The theme of this Black History Month is ‘Saluting our Sisters’ and writer Hope Bonarcher explains why she’s inspired by presenter and author Cynthia Garrett.


Source: Youtube

I read Cynthia Garrett’s 2016 memoir: Prodigal Daughter: A Journey Home to Identity back in 2019 and was riveted! It was like reading the crazy backstory of your slightly older celebrity best friend who became a Christian, over mocktails and sushi. I wanted to call her Mrs. Garrett, but not only does this bring to mind an inaccurate image of the endearing housekeeper from some of my favorite 80s sitcoms, but I also feel like I know her so well that we’re now on first name terms.

I’m convinced upon meeting, her husky, gregarious voice would quickly ingratiate me onto a first name basis. Fun fact: in elementary school I made up a weird lie that my middle name was Cynthia, but I think the only actual Cynthia I’ve ever known (though removedly) is this one!

Cynthia was a welcome breadcrumb on the path to becoming acclimated to my new world.

I was first introduced to Cynthia’s ministry when I moved to Scotland six years ago. I was a new, predominantly black girl in a foreign, predominantly white country. I found her friendly, familiar American accent on her TBN show, The Sessions, while channel surfing. She was a welcome breadcrumb on the path to becoming acclimated to my new world.

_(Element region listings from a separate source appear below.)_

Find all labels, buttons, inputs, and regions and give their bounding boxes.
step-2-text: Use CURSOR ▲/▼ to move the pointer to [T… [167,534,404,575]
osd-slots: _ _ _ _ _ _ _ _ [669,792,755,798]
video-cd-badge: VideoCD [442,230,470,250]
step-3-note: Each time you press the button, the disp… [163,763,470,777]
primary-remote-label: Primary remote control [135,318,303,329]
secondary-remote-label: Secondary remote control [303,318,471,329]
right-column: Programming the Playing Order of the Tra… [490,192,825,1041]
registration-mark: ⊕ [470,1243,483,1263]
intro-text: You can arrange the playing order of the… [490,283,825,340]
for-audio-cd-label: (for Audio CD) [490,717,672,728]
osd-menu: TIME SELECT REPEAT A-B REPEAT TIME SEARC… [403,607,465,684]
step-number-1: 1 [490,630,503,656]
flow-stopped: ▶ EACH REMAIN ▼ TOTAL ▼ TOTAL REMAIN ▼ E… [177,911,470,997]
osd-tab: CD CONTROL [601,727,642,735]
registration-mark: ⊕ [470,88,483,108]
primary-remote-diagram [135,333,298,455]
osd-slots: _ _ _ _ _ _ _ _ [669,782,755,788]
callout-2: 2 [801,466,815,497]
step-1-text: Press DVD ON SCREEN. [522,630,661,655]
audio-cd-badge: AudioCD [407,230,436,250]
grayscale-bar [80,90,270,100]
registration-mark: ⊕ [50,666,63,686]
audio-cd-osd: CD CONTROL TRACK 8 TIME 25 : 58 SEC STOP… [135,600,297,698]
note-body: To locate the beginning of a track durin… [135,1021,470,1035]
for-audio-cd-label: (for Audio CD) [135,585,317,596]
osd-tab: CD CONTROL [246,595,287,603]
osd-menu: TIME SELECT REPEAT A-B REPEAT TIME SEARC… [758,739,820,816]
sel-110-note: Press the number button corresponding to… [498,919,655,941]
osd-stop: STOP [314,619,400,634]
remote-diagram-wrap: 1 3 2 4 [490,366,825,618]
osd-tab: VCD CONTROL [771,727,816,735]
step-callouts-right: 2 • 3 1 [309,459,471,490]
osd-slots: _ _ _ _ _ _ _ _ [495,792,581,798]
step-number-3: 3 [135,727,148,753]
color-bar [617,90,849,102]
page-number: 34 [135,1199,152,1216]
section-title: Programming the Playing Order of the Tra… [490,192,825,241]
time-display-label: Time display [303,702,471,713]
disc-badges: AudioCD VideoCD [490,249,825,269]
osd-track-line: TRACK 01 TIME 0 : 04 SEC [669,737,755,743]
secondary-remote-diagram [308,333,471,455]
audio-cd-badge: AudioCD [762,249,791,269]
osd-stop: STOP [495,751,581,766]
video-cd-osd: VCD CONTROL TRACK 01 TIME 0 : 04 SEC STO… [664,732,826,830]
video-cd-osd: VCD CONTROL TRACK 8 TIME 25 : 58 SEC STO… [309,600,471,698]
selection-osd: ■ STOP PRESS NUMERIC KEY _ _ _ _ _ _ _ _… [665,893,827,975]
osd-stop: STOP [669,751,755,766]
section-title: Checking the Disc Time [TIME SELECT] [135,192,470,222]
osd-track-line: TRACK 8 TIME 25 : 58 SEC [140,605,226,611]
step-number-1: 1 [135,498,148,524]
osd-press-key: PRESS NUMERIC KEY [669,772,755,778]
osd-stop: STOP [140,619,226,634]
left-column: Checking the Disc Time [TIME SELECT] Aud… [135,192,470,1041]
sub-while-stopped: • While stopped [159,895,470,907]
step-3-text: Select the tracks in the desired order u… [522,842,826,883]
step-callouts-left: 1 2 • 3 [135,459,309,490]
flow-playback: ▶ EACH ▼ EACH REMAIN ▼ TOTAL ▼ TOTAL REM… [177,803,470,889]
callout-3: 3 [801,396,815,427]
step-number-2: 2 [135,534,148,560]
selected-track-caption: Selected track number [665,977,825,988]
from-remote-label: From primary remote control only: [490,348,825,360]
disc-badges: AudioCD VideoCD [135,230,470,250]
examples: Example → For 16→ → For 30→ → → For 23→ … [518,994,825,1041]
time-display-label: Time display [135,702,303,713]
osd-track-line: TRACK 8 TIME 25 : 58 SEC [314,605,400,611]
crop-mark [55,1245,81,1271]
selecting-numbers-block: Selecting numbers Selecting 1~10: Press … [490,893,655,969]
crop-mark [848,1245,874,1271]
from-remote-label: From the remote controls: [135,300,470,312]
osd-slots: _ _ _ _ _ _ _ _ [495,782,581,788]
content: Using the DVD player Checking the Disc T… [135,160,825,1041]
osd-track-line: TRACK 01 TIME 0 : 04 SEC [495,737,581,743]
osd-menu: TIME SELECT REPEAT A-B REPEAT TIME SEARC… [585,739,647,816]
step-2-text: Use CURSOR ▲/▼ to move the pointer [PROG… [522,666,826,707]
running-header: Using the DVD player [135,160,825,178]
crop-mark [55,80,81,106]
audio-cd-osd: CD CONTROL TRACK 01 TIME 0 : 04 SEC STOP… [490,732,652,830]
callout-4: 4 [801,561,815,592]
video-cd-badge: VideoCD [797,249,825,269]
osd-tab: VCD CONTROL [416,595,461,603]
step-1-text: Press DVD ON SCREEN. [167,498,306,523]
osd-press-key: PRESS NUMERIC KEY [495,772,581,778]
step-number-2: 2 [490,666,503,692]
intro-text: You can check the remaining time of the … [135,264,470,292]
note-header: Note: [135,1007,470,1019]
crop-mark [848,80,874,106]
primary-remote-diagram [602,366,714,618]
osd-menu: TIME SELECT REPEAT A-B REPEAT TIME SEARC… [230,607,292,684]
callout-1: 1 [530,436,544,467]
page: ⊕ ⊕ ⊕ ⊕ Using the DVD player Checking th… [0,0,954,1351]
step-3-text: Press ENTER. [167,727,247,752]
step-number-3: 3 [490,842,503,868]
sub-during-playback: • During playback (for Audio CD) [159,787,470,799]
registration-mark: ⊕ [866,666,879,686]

There was a reason she felt so familiar to me. Cynthia was a VH1 host (an early competitor to MTV on American television) back when I was a teenager. She also hosted a late night talk show called Later with Cynthia Garrett, I remembered! In fact, a quick search will show when it comes to pop culture, she’s more than a little accomplished. She has a sibling-like best friendship with Lenny Kravitz, her father was the first black man to own banks in America, she cohosted talk shows with Kimora Lee-Simmons and is the mum of a successful college basketball player. It’s fair to say Cynthia has lived the dream many ambitious, young girls only imagine. She’s gorgeous, poised, bubbly, relatable; all balanced by the fact that she has law degrees from University of Southern California and Oxford.

If there’s one word describing Cynthia Garrett, it’s candor. Whether reading her memoir, listening to a recent podcast or an old interview, she’s consistently and admirably open about some of the most heartbreaking parts of her story. She’s experienced childhood sexual abuse by a family member, rape, drug abuse, divorce and even prison. Cynthia Garrett’s superpower lies in her overcoming nature and biblically grounded certainty that as a believer you are an overcomer too.

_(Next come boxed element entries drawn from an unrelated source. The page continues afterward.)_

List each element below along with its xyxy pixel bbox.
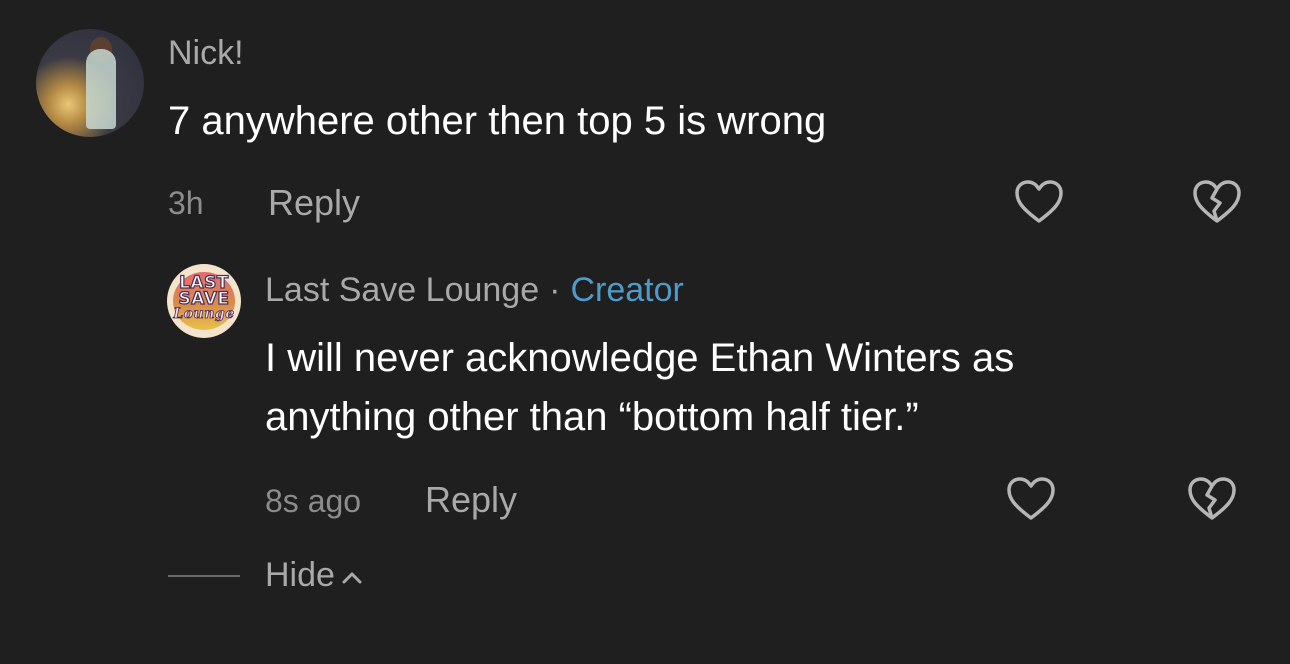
chevron-up-icon	[342, 572, 362, 584]
hide-replies-button[interactable]: Hide	[265, 555, 363, 595]
comment-username-row: Last Save Lounge · Creator	[265, 270, 684, 310]
broken-heart-icon	[1193, 180, 1241, 223]
comment-timestamp: 3h	[168, 185, 204, 221]
heart-outline-icon	[1007, 477, 1055, 520]
comment-text-line: anything other than “bottom half tier.”	[265, 395, 919, 439]
avatar-figure-body	[86, 49, 116, 129]
heart-outline-icon	[1015, 180, 1063, 223]
separator-dot: ·	[549, 271, 561, 309]
avatar-last-save-lounge[interactable]: LAST SAVE Lounge	[167, 264, 241, 338]
broken-heart-icon	[1188, 477, 1236, 520]
creator-badge: Creator	[570, 271, 684, 309]
avatar-logo-text: Lounge	[173, 306, 235, 323]
like-button[interactable]	[1005, 474, 1057, 526]
comment-timestamp: 8s ago	[265, 483, 362, 519]
avatar-nick[interactable]	[36, 29, 144, 137]
hide-label: Hide	[265, 556, 335, 594]
hide-divider	[168, 575, 240, 577]
comment-username[interactable]: Nick!	[168, 33, 244, 73]
reply-button[interactable]: Reply	[425, 479, 517, 521]
like-button[interactable]	[1013, 177, 1065, 229]
reply-button[interactable]: Reply	[268, 182, 360, 224]
comment-text: 7 anywhere other then top 5 is wrong	[168, 99, 827, 143]
comments-thread: Nick! 7 anywhere other then top 5 is wro…	[0, 0, 1290, 664]
comment-username[interactable]: Last Save Lounge	[265, 271, 539, 309]
dislike-button[interactable]	[1191, 177, 1243, 229]
dislike-button[interactable]	[1186, 474, 1238, 526]
comment-text-line: I will never acknowledge Ethan Winters a…	[265, 336, 1015, 380]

The proverbial poster child for hills and valleys, she’s an important example of not only embracing life’s glimmer and shine, but capitalizing on the meat and marrow of realities we all face as women, understanding that it’s the victories in life that make it beautiful, but victories don’t come without entering into battles! It’s no mistake her second book is called I Choose Victory- Moving from Victim to Victor.

Cynthia Garrett’s superpower lies in her certainty that as a believer you are an overcomer too.

Looking at the present state of the world and Church, it’s important to honour this faith-filled sister. She chooses to pay forward the wisdom and blessing she has received from God to equip and encourage young women to know their identity in Christ and walk victoriously in it. Cynthia is a mixed race woman who has represented tens of millions of black women throughout households internationally with the spirit of humility and unity. She is a witness that we are all sisters, part of the family of God, with so much to offer each other over and above the divide of color lines. I encourage you to check out her faith filled, encouraging YouTube programming, Girl Club, to keep up with Cynthia in the present day.